Namespace LMKit.Retrieval
Namespaces
Classes
- DocumentIndexingResult
Describes the outcome of loading a document into PdfChat, including how the document was processed and its resource consumption.
- DocumentQueryResult
Contains the result of a document query, including the generated response and references to source passages.
- DocumentRag
Provides document-centric Retrieval-Augmented Generation (RAG) capabilities with built-in support for multi-page document processing, OCR, and vision-based document understanding.
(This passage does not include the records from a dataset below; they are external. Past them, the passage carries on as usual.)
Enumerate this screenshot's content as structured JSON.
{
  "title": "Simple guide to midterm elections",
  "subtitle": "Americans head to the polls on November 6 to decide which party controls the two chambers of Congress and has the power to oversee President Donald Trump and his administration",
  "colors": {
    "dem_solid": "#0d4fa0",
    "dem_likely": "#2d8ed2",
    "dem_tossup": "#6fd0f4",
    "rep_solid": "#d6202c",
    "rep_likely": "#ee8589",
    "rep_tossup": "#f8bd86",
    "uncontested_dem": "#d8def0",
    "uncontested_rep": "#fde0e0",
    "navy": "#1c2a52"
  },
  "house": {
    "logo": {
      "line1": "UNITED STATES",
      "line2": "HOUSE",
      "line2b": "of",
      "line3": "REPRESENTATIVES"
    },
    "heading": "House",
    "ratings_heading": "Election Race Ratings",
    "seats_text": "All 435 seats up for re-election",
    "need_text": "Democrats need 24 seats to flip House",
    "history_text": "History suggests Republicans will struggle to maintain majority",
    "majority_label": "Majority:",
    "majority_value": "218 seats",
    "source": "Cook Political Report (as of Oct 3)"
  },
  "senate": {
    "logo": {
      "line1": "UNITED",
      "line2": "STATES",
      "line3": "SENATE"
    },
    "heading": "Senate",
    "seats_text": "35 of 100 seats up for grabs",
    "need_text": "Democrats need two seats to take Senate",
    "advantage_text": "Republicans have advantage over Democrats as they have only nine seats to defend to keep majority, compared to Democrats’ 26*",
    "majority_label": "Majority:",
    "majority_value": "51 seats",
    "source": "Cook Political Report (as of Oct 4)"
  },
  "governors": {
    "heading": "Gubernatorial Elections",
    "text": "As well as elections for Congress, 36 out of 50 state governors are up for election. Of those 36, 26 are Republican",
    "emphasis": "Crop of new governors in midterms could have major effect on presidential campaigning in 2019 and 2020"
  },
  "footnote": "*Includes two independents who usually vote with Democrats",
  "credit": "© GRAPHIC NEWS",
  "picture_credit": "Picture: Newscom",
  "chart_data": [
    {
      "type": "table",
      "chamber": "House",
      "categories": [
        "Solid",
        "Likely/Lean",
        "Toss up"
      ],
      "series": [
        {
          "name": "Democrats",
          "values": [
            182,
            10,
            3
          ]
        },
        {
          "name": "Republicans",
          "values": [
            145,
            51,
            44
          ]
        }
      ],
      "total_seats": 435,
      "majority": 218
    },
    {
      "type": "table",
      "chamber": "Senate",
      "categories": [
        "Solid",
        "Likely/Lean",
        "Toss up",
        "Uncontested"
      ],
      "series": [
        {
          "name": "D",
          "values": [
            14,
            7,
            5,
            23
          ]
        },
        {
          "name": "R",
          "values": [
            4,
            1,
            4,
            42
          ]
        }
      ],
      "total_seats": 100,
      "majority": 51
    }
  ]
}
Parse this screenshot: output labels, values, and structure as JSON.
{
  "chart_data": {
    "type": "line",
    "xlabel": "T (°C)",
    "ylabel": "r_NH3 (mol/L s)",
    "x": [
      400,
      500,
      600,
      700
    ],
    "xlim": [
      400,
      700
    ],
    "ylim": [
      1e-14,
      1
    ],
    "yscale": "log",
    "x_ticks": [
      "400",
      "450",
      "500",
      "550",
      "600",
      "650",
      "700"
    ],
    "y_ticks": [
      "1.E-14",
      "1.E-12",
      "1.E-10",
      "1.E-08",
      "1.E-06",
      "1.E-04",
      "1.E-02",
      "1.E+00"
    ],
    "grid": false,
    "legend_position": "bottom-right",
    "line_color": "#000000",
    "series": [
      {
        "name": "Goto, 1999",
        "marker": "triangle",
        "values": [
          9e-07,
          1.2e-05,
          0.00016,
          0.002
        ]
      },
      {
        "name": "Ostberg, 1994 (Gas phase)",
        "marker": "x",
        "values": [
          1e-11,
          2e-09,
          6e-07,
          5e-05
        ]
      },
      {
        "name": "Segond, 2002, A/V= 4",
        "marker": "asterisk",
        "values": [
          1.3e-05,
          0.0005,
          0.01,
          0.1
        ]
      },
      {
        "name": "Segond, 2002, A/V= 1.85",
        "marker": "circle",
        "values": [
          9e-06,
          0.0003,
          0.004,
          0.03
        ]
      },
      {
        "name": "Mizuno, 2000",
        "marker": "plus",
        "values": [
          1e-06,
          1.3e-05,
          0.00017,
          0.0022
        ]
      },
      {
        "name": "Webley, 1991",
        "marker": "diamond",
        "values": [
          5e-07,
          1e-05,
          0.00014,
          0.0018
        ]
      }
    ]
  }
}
- DocumentRag.DocumentMetadata
Represents metadata associated with a document during import into a DocumentRag instance.
- DocumentReference
Represents a reference to a specific location within a document, retrieved during a retrieval operation.
- MarkdownChunking
Provides Markdown-aware chunking configuration for retrieval workflows. The underlying splitter favors Markdown structural boundaries (such as headings and paragraph breaks) to produce chunks that preserve semantic coherence.
- PartitionSimilarity
Represents the result of a retrieval operation, capturing the similarity between a partition (or vector entry) and a target item.
- PdfChat
Provides conversational question-answering over PDF documents by combining intelligent document understanding with grounded response generation.
- RagEngine
Provides core functionalities for Retrieval-Augmented Generation (RAG) within a data processing system.
- RagEngine.RagReranker
Encapsulates a reranking model and blending factor for adjusting raw similarity scores in RAG workflows.
- TextChunking
Implements a recursive chunking strategy for partitioning text into manageable segments, known as "chunks," to support retrieval-augmented generation tasks.
This approach is particularly effective for processing extensive texts, systematically breaking them down into smaller segments that are easier to handle.
Unlike linear chunking methods that sequentially divide text, this recursive strategy dynamically adjusts the segmentation process based on the complexity and structure of the text.
This allows for more nuanced and efficient handling of text data, especially when dealing with nested or hierarchical information.
- VectorSearch
Provides methods for searching partitions across one or more data sources by comparing vector embeddings for similarity.
Interfaces
- IChunking
Defines configurable settings for text chunking. Implementations control how input text is partitioned into chunks suitable for retrieval and embedding workflows.
Enums
- DocumentIndexingResult.DocumentIndexingMode
Specifies how a document was processed for retrieval.
- PageProcessingMode
Specifies how document pages are interpreted during document preparation.